Suiter, 18-year veteran officer, was gunned down on Nov. 15 in West Baltimore while conducting a follow-up on a homicide investigation. He sustained a close-contact gunshot wound to the head.
During the press conference, Davis confirmed that Suiter was set to testify in an unspecified case against officers who were indicted in March. Davis said that the U.S. attorney's office and the special agent in charge of the FBI's Baltimore field office assured him that Suiter was not a target in any ongoing criminal investigation.
"There is no information that has been communicated to me that Detective Suiter was anything other than a stellar detective, great friend, loving husband and dedicated father," Davis said.

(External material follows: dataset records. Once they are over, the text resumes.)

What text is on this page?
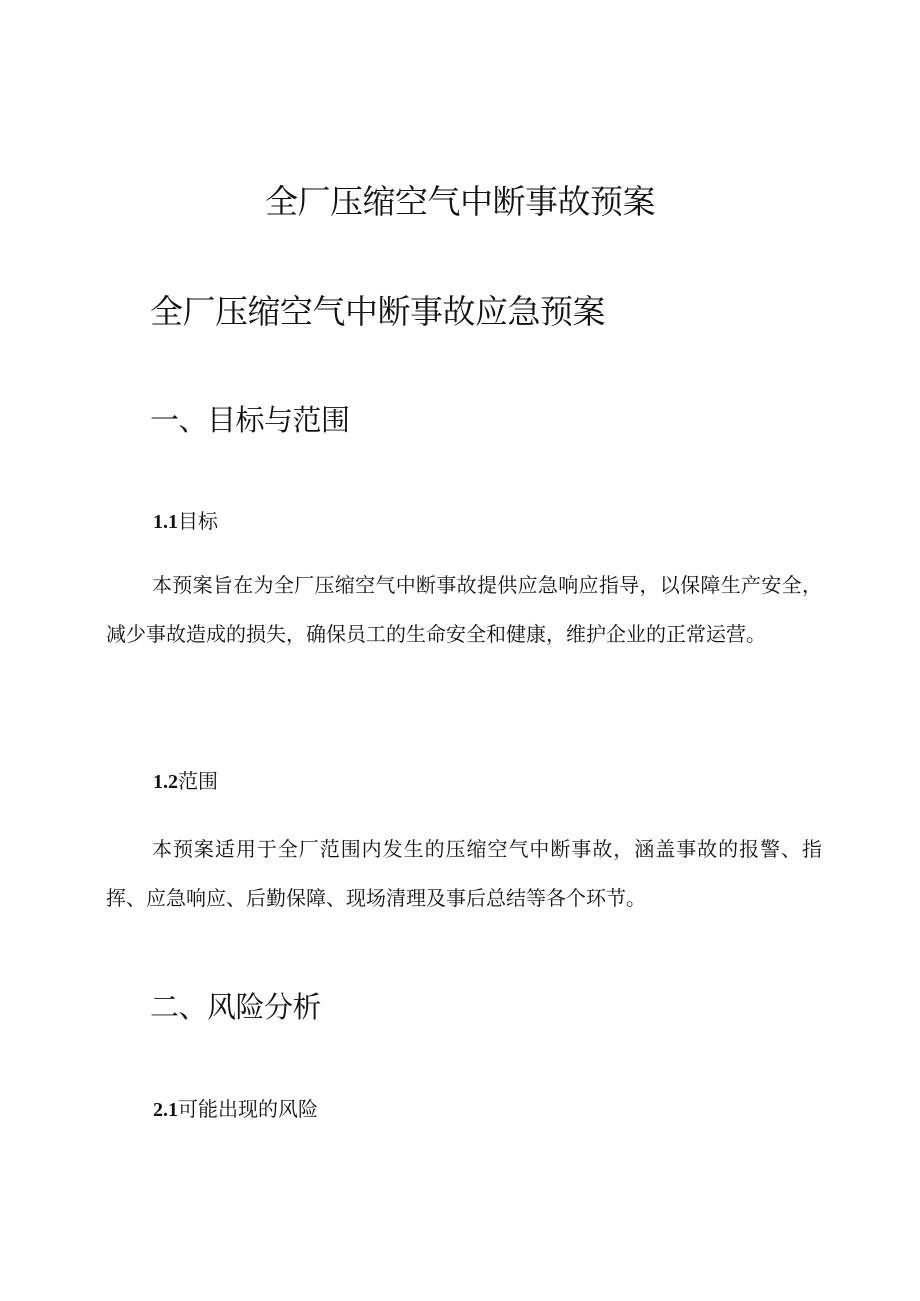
全厂压缩空气中断事故预案
全厂压缩空气中断事故应急预案
一、目标与范围
1.1目标

本预案旨在为全厂压缩空气中断事故提供应急响应指导，以保障生产安全，减少事故造成的损失，确保员工的生命安全和健康，维护企业的正常运营。

1.2范围

本预案适用于全厂范围内发生的压缩空气中断事故，涵盖事故的报警、指挥、应急响应、后勤保障、现场清理及事后总结等各个环节。

二、风险分析
2.1可能出现的风险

Evidence found on Suiter's clothing, in addition to body camera video, indicates that there was a struggle between the officer and his killer, authorities said.
On the night of the shooting, there was a radio transmission by Suiter that lasted only a few seconds before he was killed, indicating he was in distress, Davis said. Also, Suiter's partner was confirmed to be nearby at the time of the shooting and can be seen on private surveillance video calling for help.
Davis said that, despite the timing of the shooting one night before Suiter was set to testify, the evidence does not indicate any conspiracy. Police believe the officers approached a suspicious individual, a struggle ensued and Suiter was shot.
The Baltimore Police Department still does not have a clear description of the suspect, other than he was an African-American man wearing a black coat with a white stripe.
"We will continue to follow the evidence in this very important case," Davis said. "I owe it to the Suiter family and the BPD to pursue every investigative lead and to examine every piece of evidence to determine exactly what happened."
A reward for information leading to an arrest has grown to $215,000.